Minggu, 01 Februari 2009

KEUNGGULAN BERSAING BANGSA


KEUNGGULAN BERSAING BANGSA

DALAM PERSPEKTIP ANTROPOLOGI BISNIS

Ratmaya Urip Hadjadsantosa *)

Indonesia dikenal memiliki keunggulan komparatif berupa sumber daya alam yang melimpah yang terkandung di bumi, laut dan udaranya, dengan kekayaan tanah yang subur yang membentang bak zamrud yang membentang di khatulistiwa, subur makmur, gemah ripah loh jinawi tata tentrem kerta raharjo, bukan lautan hanya kolam susu, dan lain sebagainya, namun kesejahteraan yang didambakan seluruh rakyatnya tak juga kunjung tiba.

Selepas dari penjajahan politik, sejak jaman kemerdekaan, khususnya setelah era orde baru, bahkan era orde reformasi, bangsa Indonesia harus kembali dalam cengkeraman penjajah, meski dalam bentuk yang baru, yaitu penjajahan ekonomi. Setelah 63 tahun kemerdekaan, modal-modal asing menguasai hampir seluruh lini ekonomi bangsa. Itu semua karena bangsa Indonesia tidak memiliki kemampuan bersaing dalam percaturan bisnis dunia, sehingga keterpurukan sangat akrab dengan kehidupan berbangsa dan bernegara. Kesejahteraan (welfare) dan kemakmuran (prosperity), semakin menjauh dari bangsa Indonesia. Sangat paradoks, karena miskin di negara yang kaya raya, seperti tikus mati kelaparan di lumbung padi.

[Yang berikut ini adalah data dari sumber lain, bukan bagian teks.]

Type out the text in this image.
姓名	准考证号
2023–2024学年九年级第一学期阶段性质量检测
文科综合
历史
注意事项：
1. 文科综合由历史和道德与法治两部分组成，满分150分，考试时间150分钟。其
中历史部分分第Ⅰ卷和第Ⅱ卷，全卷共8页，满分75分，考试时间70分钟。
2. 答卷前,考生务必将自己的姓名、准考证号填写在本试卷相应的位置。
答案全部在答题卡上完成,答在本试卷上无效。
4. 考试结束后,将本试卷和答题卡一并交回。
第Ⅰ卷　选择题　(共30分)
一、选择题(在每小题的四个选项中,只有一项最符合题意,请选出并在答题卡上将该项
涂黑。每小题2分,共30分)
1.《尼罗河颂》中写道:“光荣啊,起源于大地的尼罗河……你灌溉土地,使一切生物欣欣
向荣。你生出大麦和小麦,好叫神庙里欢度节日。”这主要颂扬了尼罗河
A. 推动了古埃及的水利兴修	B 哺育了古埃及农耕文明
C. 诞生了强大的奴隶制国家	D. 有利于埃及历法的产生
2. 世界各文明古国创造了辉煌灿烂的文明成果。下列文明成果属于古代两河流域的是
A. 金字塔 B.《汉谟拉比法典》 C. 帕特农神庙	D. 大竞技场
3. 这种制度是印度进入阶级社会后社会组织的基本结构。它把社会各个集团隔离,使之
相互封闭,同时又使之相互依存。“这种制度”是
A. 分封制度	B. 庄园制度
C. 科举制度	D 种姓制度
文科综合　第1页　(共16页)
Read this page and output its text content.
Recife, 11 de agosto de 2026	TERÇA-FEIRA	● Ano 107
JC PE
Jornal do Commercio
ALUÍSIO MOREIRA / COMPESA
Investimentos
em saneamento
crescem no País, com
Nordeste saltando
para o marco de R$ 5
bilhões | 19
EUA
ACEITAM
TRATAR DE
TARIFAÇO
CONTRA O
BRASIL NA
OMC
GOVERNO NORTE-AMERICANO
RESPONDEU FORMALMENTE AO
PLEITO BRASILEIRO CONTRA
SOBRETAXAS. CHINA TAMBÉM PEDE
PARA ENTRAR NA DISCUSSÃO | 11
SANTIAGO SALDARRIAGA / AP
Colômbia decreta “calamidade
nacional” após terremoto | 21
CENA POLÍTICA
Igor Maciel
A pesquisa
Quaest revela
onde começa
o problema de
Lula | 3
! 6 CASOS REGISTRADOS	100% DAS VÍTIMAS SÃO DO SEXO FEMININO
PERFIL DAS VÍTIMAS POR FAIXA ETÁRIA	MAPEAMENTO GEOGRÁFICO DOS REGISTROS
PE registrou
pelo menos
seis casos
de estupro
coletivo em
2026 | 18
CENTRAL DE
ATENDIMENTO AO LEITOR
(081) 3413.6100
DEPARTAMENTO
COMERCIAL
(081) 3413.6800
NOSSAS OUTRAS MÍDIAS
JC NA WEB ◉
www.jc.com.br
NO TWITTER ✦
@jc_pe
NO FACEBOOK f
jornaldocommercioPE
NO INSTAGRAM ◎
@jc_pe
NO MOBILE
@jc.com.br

Menarik sekali apa yang telah disampaikan oleh Menkominfo Mohammad Nuh di kota Pasuruan, ketika menyerahkan santunan dari pemerintah sebesar Rp 2,5 juta/keluarga yang tewas saat pembagian zakat pada tanggal 15 September 2008 lalu. Seolah menepis pendapat Ketua PB NU KH Hasyim Muzadi sebelumnya, yang menyampaikan bahwa tragedi maut itu merupakan bukti nyata makin parahnya kemiskinan, Menkominfo mengatakan bahwa penduduk miskin justru turun dari 38,4 juta jiwa (16 persen) pada tahun 2007 menjadi 36 juta jiwa (15 persen) pada tahun ini.

Menariknya adalah, bahwa silang pendapat tentang angka kemiskinan yang dipicu oleh Jenderal (purn) Wiranto, yang kebetulan berbeda dengan angka-angka pemerintah tersebut sampai sekarang belum juga ada muaranya. Bola liar angka kemiskinan yang beredar di blog-blog internet malah lebih dahsyat lagi, karena dihitung berdasar ukuran Bank Dunia, yang menggunakan ukuran US$ 2-PPP (purchasing power parity)/kapita/hari, yang pada tahun 2007 mencapai 105,3 juta jiwa (43,87% jika penduduk Indonesia 240 juta jiwa). Nampaknya angka kemiskinan telah dimanfaatkan untuk kepentingan-kepentingan politis bagi masing-masing pihak, untuk popularitas masing-masing, dengan merekayasa apa yang sebenarnya terjadi di lapangan.

Terlepas dari silang pendapat yang telah terjadi, nampaknya kemiskinan memang semakin berat dirasakan. Menurut penulis itu tugas setiap pemimpin yang sedang berkuasa, siapapun dia. Nampaknya dalam jangka pendek masih sulit untuk dapat diselesaikan, mengingat ada beberapa kajian yang terlupakan.

Untuk mengurangi kemiskinan memang diperlukan action plan jangka pendek maupun jangka panjang. Untuk jangka pendek pemerintah telah meluncurkan BLT, program-program padat karya, dll. Sementara untuk jangka panjang, nampaknya belum ada blueprint yang dipublikasikan secara luas.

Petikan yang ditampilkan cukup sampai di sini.